Monsieur le président, Madame la rapporteure, Mesdames et Messieurs, un an après avoir flexibilisé le marché du travail par des ordonnances, ce projet de loi devait constituer le volet de la réforme apportant de la sécurité pour les salariés. À notre avis, il n'en est rien.
Dans ce mastodonte législatif de près de soixante-dix articles, notre commission n'examinera que les dispositions relatives à l'alternance.
Disons-le clairement : cette réforme induit de nouveaux risques et des craintes chez les acteurs du secteur. On peut d'ailleurs souligner la position inédite du Mouvement des entreprises de France (MEDEF), alors que le Gouvernement nous propose de tout déréguler en pensant que le marché viendra répondre aux besoins.
Nous sommes inquiets car vous nous faites passer d'un service public non marchand à une activité marchande. Cela aura pour résultat de déstabiliser les CFA, tout particulièrement ceux de petite taille. C'est parce que la gestion de l'apprentissage serait trop administrée que vous décidez de la bouleverser. N'oubliez pas que l'apprentissage sert à former des citoyens. Il faut le protéger, et la régulation publique est indispensable pour répondre aux besoins sociétaux.

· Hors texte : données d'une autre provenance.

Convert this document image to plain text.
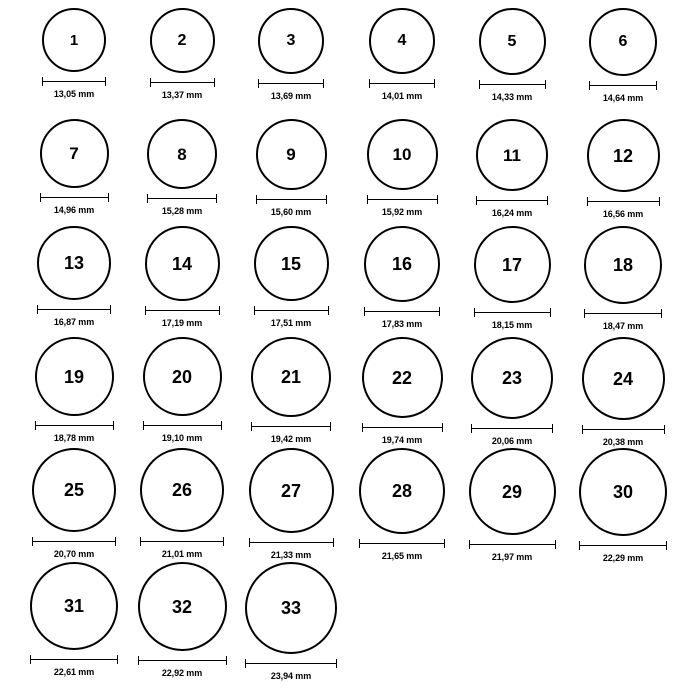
1
13,05 mm
2
13,37 mm
3
13,69 mm
4
14,01 mm
5
14,33 mm
6
14,64 mm
7
14,96 mm
8
15,28 mm
9
15,60 mm
10
15,92 mm
11
16,24 mm
12
16,56 mm
13
16,87 mm
14
17,19 mm
15
17,51 mm
16
17,83 mm
17
18,15 mm
18
18,47 mm
19
18,78 mm
20
19,10 mm
21
19,42 mm
22
19,74 mm
23
20,06 mm
24
20,38 mm
25
20,70 mm
26
21,01 mm
27
21,33 mm
28
21,65 mm
29
21,97 mm
30
22,29 mm
31
22,61 mm
32
22,92 mm
33
23,94 mm
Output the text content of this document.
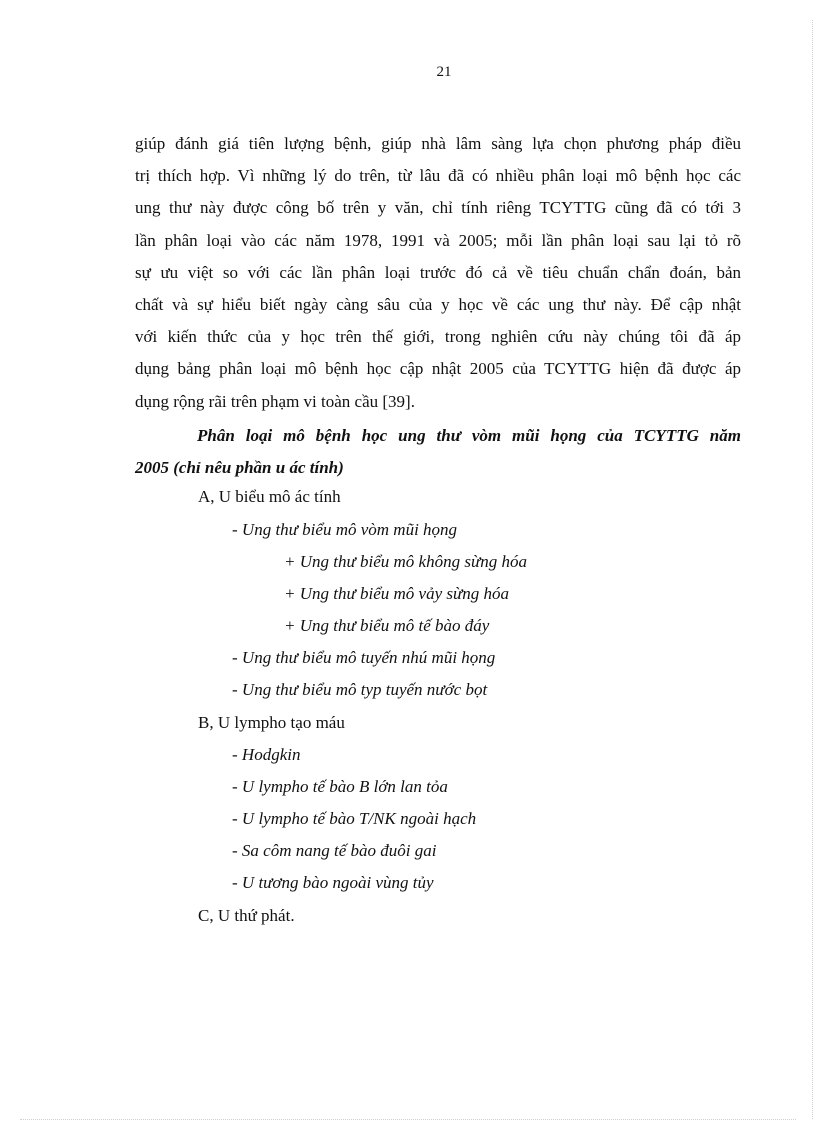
21
giúp đánh giá tiên lượng bệnh, giúp nhà lâm sàng lựa chọn phương pháp điều
trị thích hợp. Vì những lý do trên, từ lâu đã có nhiều phân loại mô bệnh học các
ung thư này được công bố trên y văn, chỉ tính riêng TCYTTG cũng đã có tới 3
lần phân loại vào các năm 1978, 1991 và 2005; mỗi lần phân loại sau lại tỏ rõ
sự ưu việt so với các lần phân loại trước đó cả về tiêu chuẩn chẩn đoán, bản
chất và sự hiểu biết ngày càng sâu của y học về các ung thư này. Để cập nhật
với kiến thức của y học trên thế giới, trong nghiên cứu này chúng tôi đã áp
dụng bảng phân loại mô bệnh học cập nhật 2005 của TCYTTG hiện đã được áp
dụng rộng rãi trên phạm vi toàn cầu [39].
Phân loại mô bệnh học ung thư vòm mũi họng của TCYTTG năm
2005 (chỉ nêu phần u ác tính)
A, U biểu mô ác tính
- Ung thư biểu mô vòm mũi họng
+ Ung thư biểu mô không sừng hóa
+ Ung thư biểu mô vảy sừng hóa
+ Ung thư biểu mô tế bào đáy
- Ung thư biểu mô tuyến nhú mũi họng
- Ung thư biểu mô typ tuyến nước bọt
B, U lympho tạo máu
- Hodgkin
- U lympho tế bào B lớn lan tỏa
- U lympho tế bào T/NK ngoài hạch
- Sa côm nang tế bào đuôi gai
- U tương bào ngoài vùng tủy
C, U thứ phát.
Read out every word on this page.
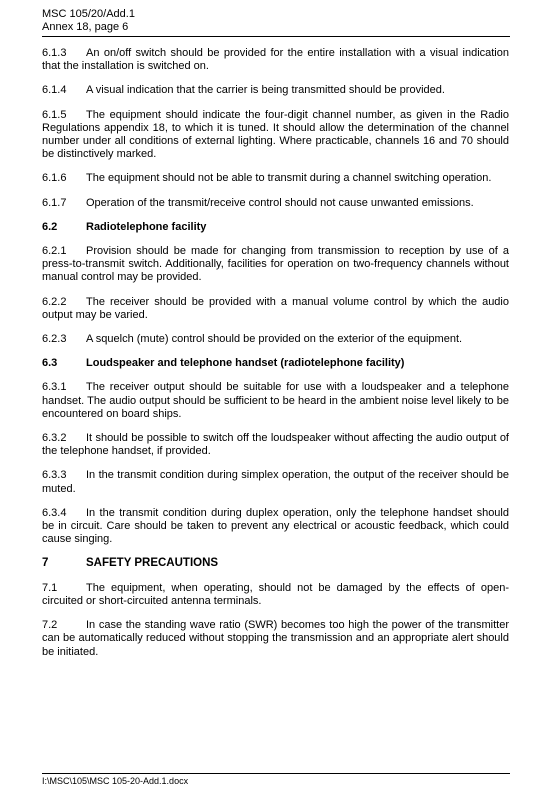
MSC 105/20/Add.1
Annex 18, page 6

6.1.3 An on/off switch should be provided for the entire installation with a visual indication that the installation is switched on.

6.1.4 A visual indication that the carrier is being transmitted should be provided.

6.1.5 The equipment should indicate the four-digit channel number, as given in the Radio Regulations appendix 18, to which it is tuned. It should allow the determination of the channel number under all conditions of external lighting. Where practicable, channels 16 and 70 should be distinctively marked.

6.1.6 The equipment should not be able to transmit during a channel switching operation.

6.1.7 Operation of the transmit/receive control should not cause unwanted emissions.

6.2	Radiotelephone facility

6.2.1 Provision should be made for changing from transmission to reception by use of a press-to-transmit switch. Additionally, facilities for operation on two-frequency channels without manual control may be provided.

6.2.2 The receiver should be provided with a manual volume control by which the audio output may be varied.

6.2.3 A squelch (mute) control should be provided on the exterior of the equipment.

6.3	Loudspeaker and telephone handset (radiotelephone facility)

6.3.1 The receiver output should be suitable for use with a loudspeaker and a telephone handset. The audio output should be sufficient to be heard in the ambient noise level likely to be encountered on board ships.

6.3.2 It should be possible to switch off the loudspeaker without affecting the audio output of the telephone handset, if provided.

6.3.3 In the transmit condition during simplex operation, the output of the receiver should be muted.

6.3.4 In the transmit condition during duplex operation, only the telephone handset should be in circuit. Care should be taken to prevent any electrical or acoustic feedback, which could cause singing.

7	SAFETY PRECAUTIONS

7.1	The equipment, when operating, should not be damaged by the effects of open-circuited or short-circuited antenna terminals.

7.2	In case the standing wave ratio (SWR) becomes too high the power of the transmitter can be automatically reduced without stopping the transmission and an appropriate alert should be initiated.

I:\MSC\105\MSC 105-20-Add.1.docx
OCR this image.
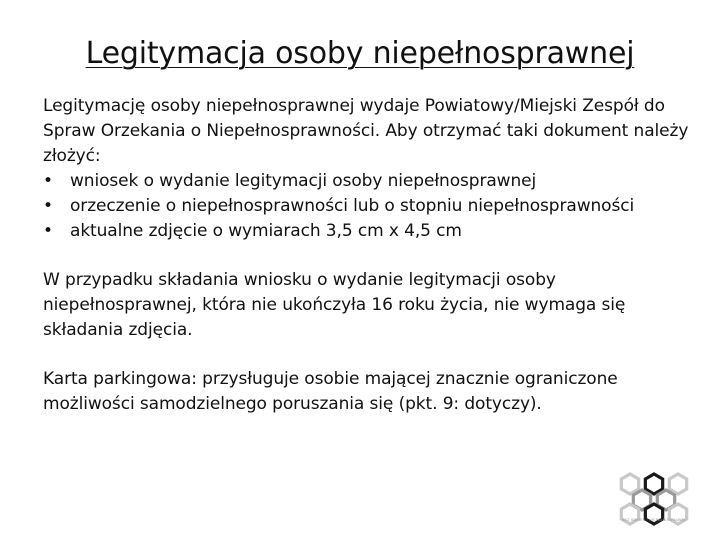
Legitymacja osoby niepełnosprawnej

Legitymację osoby niepełnosprawnej wydaje Powiatowy/Miejski Zespół do Spraw Orzekania o Niepełnosprawności. Aby otrzymać taki dokument należy złożyć:

• wniosek o wydanie legitymacji osoby niepełnosprawnej
• orzeczenie o niepełnosprawności lub o stopniu niepełnosprawności
• aktualne zdjęcie o wymiarach 3,5 cm x 4,5 cm

W przypadku składania wniosku o wydanie legitymacji osoby niepełnosprawnej, która nie ukończyła 16 roku życia, nie wymaga się składania zdjęcia.

Karta parkingowa: przysługuje osobie mającej znacznie ograniczone możliwości samodzielnego poruszania się (pkt. 9: dotyczy).

BEZ BARIER · NIEPEŁNOSPRAWNI
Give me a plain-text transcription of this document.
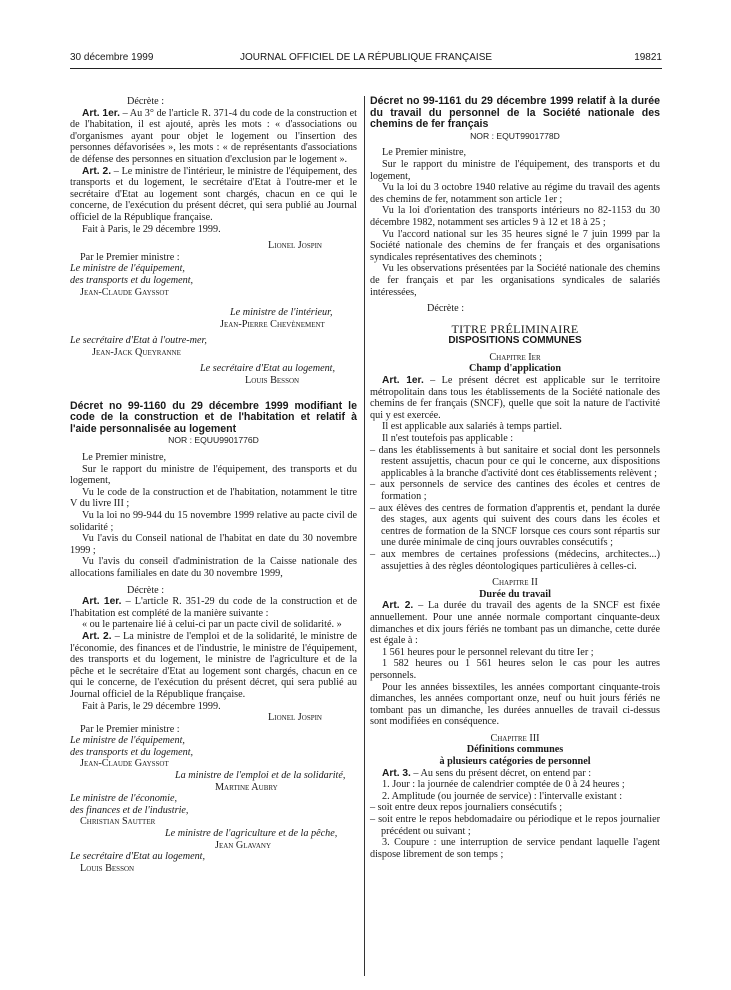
30 décembre 1999	JOURNAL OFFICIEL DE LA RÉPUBLIQUE FRANÇAISE	19821

Décrète :

Art. 1er. – Au 3° de l'article R. 371-4 du code de la construction et de l'habitation, il est ajouté, après les mots : « d'associations ou d'organismes ayant pour objet le logement ou l'insertion des personnes défavorisées », les mots : « de représentants d'associations de défense des personnes en situation d'exclusion par le logement ».

Art. 2. – Le ministre de l'intérieur, le ministre de l'équipement, des transports et du logement, le secrétaire d'Etat à l'outre-mer et le secrétaire d'Etat au logement sont chargés, chacun en ce qui le concerne, de l'exécution du présent décret, qui sera publié au Journal officiel de la République française.

Fait à Paris, le 29 décembre 1999.

Lionel Jospin

Par le Premier ministre :

Le ministre de l'équipement,

des transports et du logement,

Jean-Claude Gayssot

Le ministre de l'intérieur,

Jean-Pierre Chevènement

Le secrétaire d'Etat à l'outre-mer,

Jean-Jack Queyranne

Le secrétaire d'Etat au logement,

Louis Besson

Décret no 99-1160 du 29 décembre 1999 modifiant le code de la construction et de l'habitation et relatif à l'aide personnalisée au logement

NOR : EQUU9901776D

Le Premier ministre,

Sur le rapport du ministre de l'équipement, des transports et du logement,

Vu le code de la construction et de l'habitation, notamment le titre V du livre III ;

Vu la loi no 99-944 du 15 novembre 1999 relative au pacte civil de solidarité ;

Vu l'avis du Conseil national de l'habitat en date du 30 novembre 1999 ;

Vu l'avis du conseil d'administration de la Caisse nationale des allocations familiales en date du 30 novembre 1999,

Décrète :

Art. 1er. – L'article R. 351-29 du code de la construction et de l'habitation est complété de la manière suivante :

« ou le partenaire lié à celui-ci par un pacte civil de solidarité. »

Art. 2. – La ministre de l'emploi et de la solidarité, le ministre de l'économie, des finances et de l'industrie, le ministre de l'équipement, des transports et du logement, le ministre de l'agriculture et de la pêche et le secrétaire d'Etat au logement sont chargés, chacun en ce qui le concerne, de l'exécution du présent décret, qui sera publié au Journal officiel de la République française.

Fait à Paris, le 29 décembre 1999.

Lionel Jospin

Par le Premier ministre :

Le ministre de l'équipement,

des transports et du logement,

Jean-Claude Gayssot

La ministre de l'emploi et de la solidarité,

Martine Aubry

Le ministre de l'économie,

des finances et de l'industrie,

Christian Sautter

Le ministre de l'agriculture et de la pêche,

Jean Glavany

Le secrétaire d'Etat au logement,

Louis Besson

Décret no 99-1161 du 29 décembre 1999 relatif à la durée du travail du personnel de la Société nationale des chemins de fer français

NOR : EQUT9901778D

Le Premier ministre,

Sur le rapport du ministre de l'équipement, des transports et du logement,

Vu la loi du 3 octobre 1940 relative au régime du travail des agents des chemins de fer, notamment son article 1er ;

Vu la loi d'orientation des transports intérieurs no 82-1153 du 30 décembre 1982, notamment ses articles 9 à 12 et 18 à 25 ;

Vu l'accord national sur les 35 heures signé le 7 juin 1999 par la Société nationale des chemins de fer français et des organisations syndicales représentatives des cheminots ;

Vu les observations présentées par la Société nationale des chemins de fer français et par les organisations syndicales de salariés intéressées,

Décrète :

TITRE PRÉLIMINAIRE

DISPOSITIONS COMMUNES

Chapitre Ier

Champ d'application

Art. 1er. – Le présent décret est applicable sur le territoire métropolitain dans tous les établissements de la Société nationale des chemins de fer français (SNCF), quelle que soit la nature de l'activité qui y est exercée.

Il est applicable aux salariés à temps partiel.

Il n'est toutefois pas applicable :

– dans les établissements à but sanitaire et social dont les personnels restent assujettis, chacun pour ce qui le concerne, aux dispositions applicables à la branche d'activité dont ces établissements relèvent ;
– aux personnels de service des cantines des écoles et centres de formation ;
– aux élèves des centres de formation d'apprentis et, pendant la durée des stages, aux agents qui suivent des cours dans les écoles et centres de formation de la SNCF lorsque ces cours sont répartis sur une durée minimale de cinq jours ouvrables consécutifs ;
– aux membres de certaines professions (médecins, architectes...) assujetties à des règles déontologiques particulières à celles-ci.

Chapitre II

Durée du travail

Art. 2. – La durée du travail des agents de la SNCF est fixée annuellement. Pour une année normale comportant cinquante-deux dimanches et dix jours fériés ne tombant pas un dimanche, cette durée est égale à :

1 561 heures pour le personnel relevant du titre Ier ;

1 582 heures ou 1 561 heures selon le cas pour les autres personnels.

Pour les années bissextiles, les années comportant cinquante-trois dimanches, les années comportant onze, neuf ou huit jours fériés ne tombant pas un dimanche, les durées annuelles de travail ci-dessus sont modifiées en conséquence.

Chapitre III

Définitions communes

à plusieurs catégories de personnel

Art. 3. – Au sens du présent décret, on entend par :

1. Jour : la journée de calendrier comptée de 0 à 24 heures ;

2. Amplitude (ou journée de service) : l'intervalle existant :

– soit entre deux repos journaliers consécutifs ;
– soit entre le repos hebdomadaire ou périodique et le repos journalier précédent ou suivant ;

3. Coupure : une interruption de service pendant laquelle l'agent dispose librement de son temps ;
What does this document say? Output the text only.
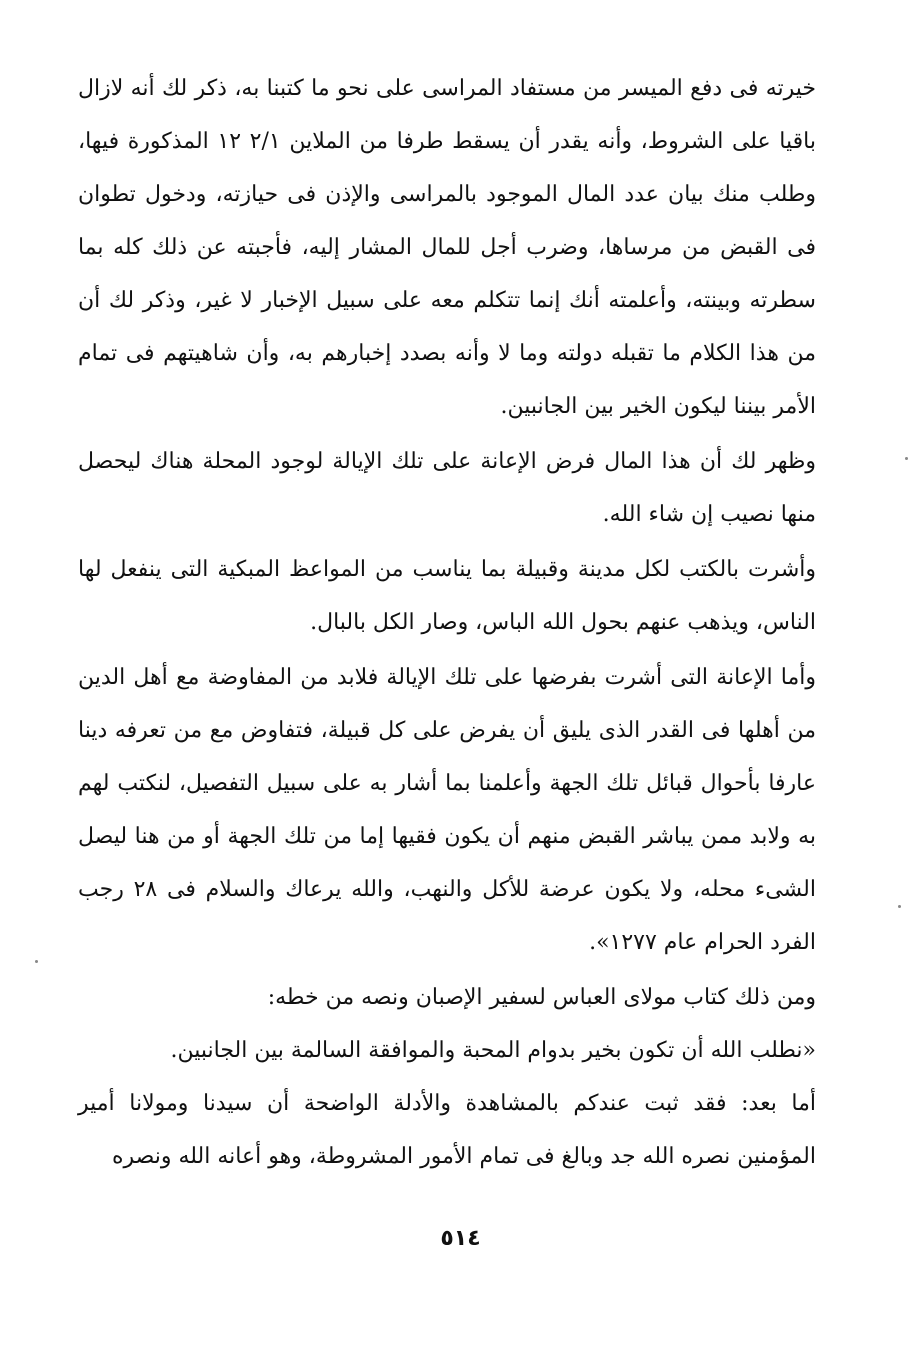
خيرته فى دفع الميسر من مستفاد المراسى على نحو ما كتبنا به، ذكر لك أنه لازال باقيا على الشروط، وأنه يقدر أن يسقط طرفا من الملاين ٢/١ ١٢ المذكورة فيها، وطلب منك بيان عدد المال الموجود بالمراسى والإذن فى حيازته، ودخول تطوان فى القبض من مرساها، وضرب أجل للمال المشار إليه، فأجبته عن ذلك كله بما سطرته وبينته، وأعلمته أنك إنما تتكلم معه على سبيل الإخبار لا غير، وذكر لك أن من هذا الكلام ما تقبله دولته وما لا وأنه بصدد إخبارهم به، وأن شاهيتهم فى تمام الأمر بيننا ليكون الخير بين الجانبين.

وظهر لك أن هذا المال فرض الإعانة على تلك الإيالة لوجود المحلة هناك ليحصل منها نصيب إن شاء الله.

وأشرت بالكتب لكل مدينة وقبيلة بما يناسب من المواعظ المبكية التى ينفعل لها الناس، ويذهب عنهم بحول الله الباس، وصار الكل بالبال.

وأما الإعانة التى أشرت بفرضها على تلك الإيالة فلابد من المفاوضة مع أهل الدين من أهلها فى القدر الذى يليق أن يفرض على كل قبيلة، فتفاوض مع من تعرفه دينا عارفا بأحوال قبائل تلك الجهة وأعلمنا بما أشار به على سبيل التفصيل، لنكتب لهم به ولابد ممن يباشر القبض منهم أن يكون فقيها إما من تلك الجهة أو من هنا ليصل الشىء محله، ولا يكون عرضة للأكل والنهب، والله يرعاك والسلام فى ٢٨ رجب الفرد الحرام عام ١٢٧٧».

ومن ذلك كتاب مولاى العباس لسفير الإصبان ونصه من خطه:

«نطلب الله أن تكون بخير بدوام المحبة والموافقة السالمة بين الجانبين.

أما بعد: فقد ثبت عندكم بالمشاهدة والأدلة الواضحة أن سيدنا ومولانا أمير المؤمنين نصره الله جد وبالغ فى تمام الأمور المشروطة، وهو أعانه الله ونصره

٥١٤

Différentes instances nous ont clairement alertés sur les inquiétudes qu'ils avaient à propos de ce texte. Les écouter aurait permis d'éviter deux écueils.
Nous rappelons que les formations ont des coûts et des besoins qui sont fonction des spécificités des territoires. En finançant l'apprentissage au contrat plutôt qu'au forfait, on sera dans une méthodologie particulièrement floue. La mécanique risque d'avoir des effets pervers : les CFA les mieux équipés pourraient être privilégiés, alors que les CFA les moins dotés ou positionnés sur les métiers rares ou émergents seraient délaissés, aggravant la fracture territoriale.
La carte des formations est supprimée, ce qui risque de créer des effets de concurrence territoriale. Selon Régions de France, les CFA seraient plus de 700 à disparaître, sachant que nous n'avons pas d'estimations exactes pour les outre-mer, notamment pour mon territoire, la Martinique. Pourtant, le Président de la République veut développer les CFA dans les banlieues. Je ne vois pas comment cela pourrait fonctionner avec une telle logique.
Mes chers collègues, alors que tous les acteurs disent que cette réforme est inappropriée aux besoins, nous devons repenser l'espace de dialogue entre les CFA et les régions, et recréer la carte des formations professionnelles.
Aujourd'hui, alors que les contrats de professionnalisation sont gérés par les branches professionnelles, les résultats ne sont pas forcément les meilleurs. Comment peut-on imaginer que le privé ferait forcément mieux que le public ? La question de la capacité et de l'existence des branches professionnelles dans tous les territoires a-t-elle seulement été posée ?
Dans les outre-mers, où le tissu économique est composé à plus de 80 % de très petites entreprises, il n'y a que très peu de branches. Comment seront-elles en mesure de prendre en charge leurs nouvelles missions ?
Sur l'engagement de redistribuer 5 % de la cotisation alternance vers les régions, la question reste en suspens. Comment seront redistribués les 250 millions d'euros promis ? Nous avons une idée des territoires qui seront à nouveau délaissés ; je pense particulièrement aux outre-mer.
De même, c'est la taxe intérieure de consommation sur les produits énergétiques qui appuierait la création de nouveaux CFA. Sachant qu'elle ne s'appliquera pas dans les départements d'outre-mer, devrons-nous attendre un changement dans la gestion de la taxe spéciale de consommation sur les carburants, dont le taux et les exonérations seront fixés par le conseil régional ?
Cette réforme témoigne malheureusement une nouvelle fois de la méthode de notre gouvernement, qui consiste à passer en force. La sagesse commanderait, sur ce sujet comme sur d'autres, de ne brusquer ni les professionnels ni les salariés, ni les demandeurs d'emploi ni les entreprises, ni même les collectivités.